题解:多校结束了,写道题压压惊。。。给你一些顶点和边,将顶点分为两组,同一组的任意两个顶点不能相连。输出两组的各点,若不能分,输出-1。
代码:
#include<bits/stdc++.h>
#include<stdio.h>
#include<string.h>
#include<algorithm>
#include<iostream>
#include<cstring>
#include<vector>
#include<map>
#include<cmath>
#include<queue>
#include<set>
#include<stack>
#include <utility>
using namespace std;
typedef long long ll;
typedef unsigned long long ull;
#define mst(a) memset(a, 0, sizeof(a))
#define M_P(x,y) make_pair(x,y)
#define pii pair<int,int>
#define rep(i,j,k) for (int i = j; i <= k; i++)
#define per(i,j,k) for (int i = j; i >= k; i--)

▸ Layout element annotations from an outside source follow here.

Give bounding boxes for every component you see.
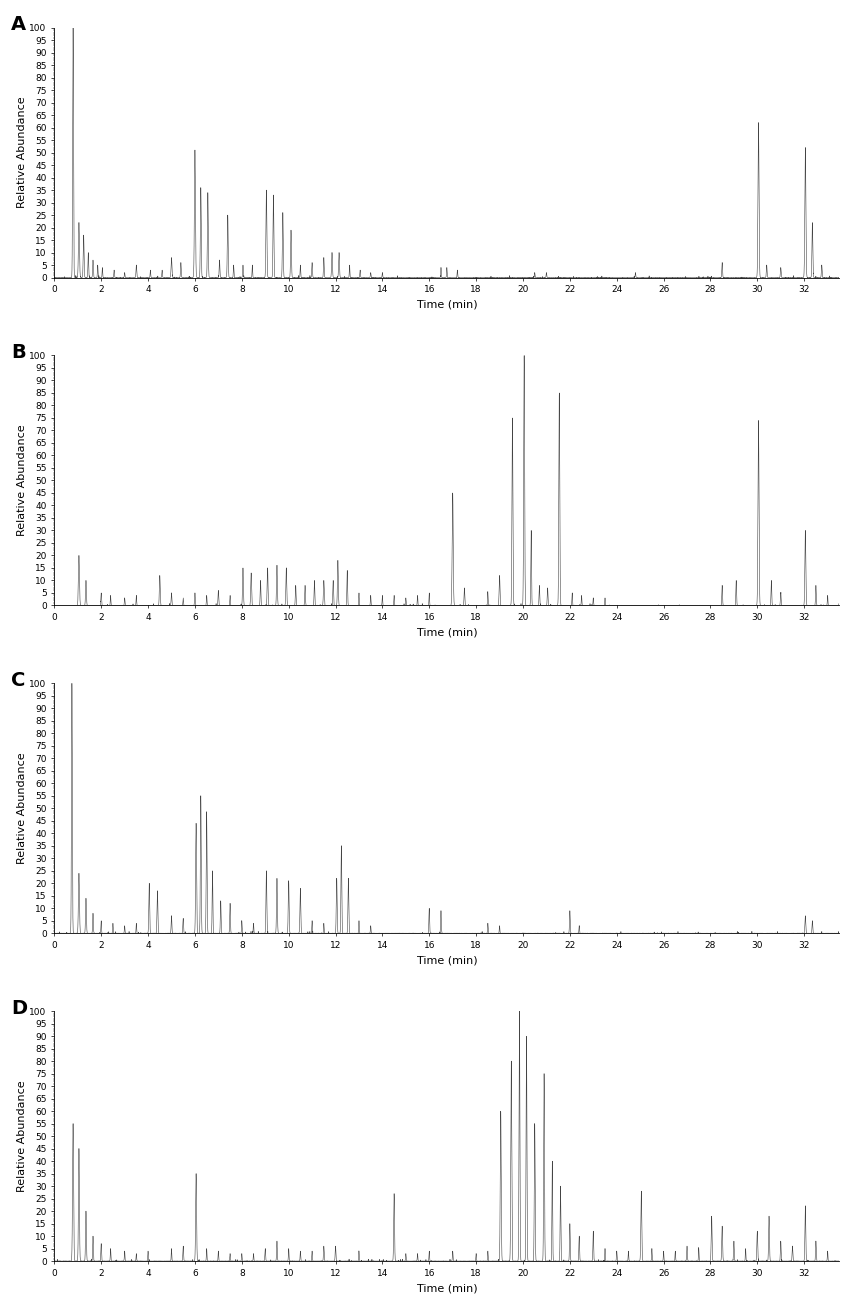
X-axis label: Time (min): Time (min) bbox=[417, 627, 477, 638]
Text: B: B bbox=[11, 343, 26, 362]
X-axis label: Time (min): Time (min) bbox=[417, 955, 477, 965]
Y-axis label: Relative Abundance: Relative Abundance bbox=[16, 752, 27, 865]
X-axis label: Time (min): Time (min) bbox=[417, 300, 477, 309]
Text: D: D bbox=[11, 998, 27, 1018]
Y-axis label: Relative Abundance: Relative Abundance bbox=[16, 97, 27, 208]
X-axis label: Time (min): Time (min) bbox=[417, 1284, 477, 1293]
Y-axis label: Relative Abundance: Relative Abundance bbox=[16, 1081, 27, 1192]
Text: C: C bbox=[11, 671, 26, 690]
Text: A: A bbox=[11, 16, 27, 34]
Y-axis label: Relative Abundance: Relative Abundance bbox=[16, 424, 27, 536]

#define lson x << 1, l, mid
#define rson x << 1 | 1, mid + 1, r
const int lowbit(int x) { return x&-x; }
const double eps = 1e-8;
const int INF = 1e9+7;
const ll inf =(1LL<<62) ;
const int MOD = 1e9 + 7;
const ll mod = (1LL<<32);
const int N = 2e5+10;
const int M=100010;
template <class T1, class T2>inline void getmax(T1 &a, T2 b) {if (b>a)a = b;}
template <class T1, class T2>inline void getmin(T1 &a, T2 b) {if (b<a)a = b;}
int read()
{
int v = 0, f = 1;
char c =getchar();
while( c < 48 || 57 < c ){
if(c=='-') f = -1;
c = getchar();
}
while(48 <= c && c <= 57)
v = v*10+c-48, c = getchar();
return v*f;
}
vector<int>G[100010];
vector<int>ans[2];
int vis[100010];
int ok;
int type[100010];
void dfs(int u,int fa,int ty) //u的父亲是fa
{
ans[ty].push_back(u); //存储二分图
vis[u]=1;
type[u]=ty;
int d=G[u].size(); //结点u的相邻点个数
for(int i = 0;i< d ;i++)
{
int v = G[u][i]; //结点u的第i个相邻点v
if(v==fa)
continue;
if(vis[v]&&type[v]==type[u])
ok=1;
if(vis[v])
continue;
dfs(v,u,1-ty); //把 v 的父亲设为 u,继续递归
}
}
int main()
{
#ifndef ONLINE_JUDGE
freopen("in.txt","r",stdin);
#endif
int n,m;
ok = 0;
scanf("%d%d",&n,&m);
for(int i=0;i<m;i++)
{
int u,v;
scanf("%d%d",&u,&v);
G[u].push_back(v);
G[v].push_back(u);
}
for(int i = 1;i <= n; i++)
if(!vis[i]&&!ok)
dfs(i,-1,0);
if(ok)
{
puts("-1");
return 0;
}
printf("%d\n",ans[0].size());
for(int i=0;i<ans[0].size()-1;i++)
printf("%d ",ans[0][i]);
printf("%d\n",ans[0][ans[0].size()-1]);
printf("%d\n",ans[1].size());
for(int i=0;i<ans[1].size()-1; i++)
printf("%d ",ans[1][i]);
printf("%d\n",ans[1][ans[1].size()-1]);
return 0;
}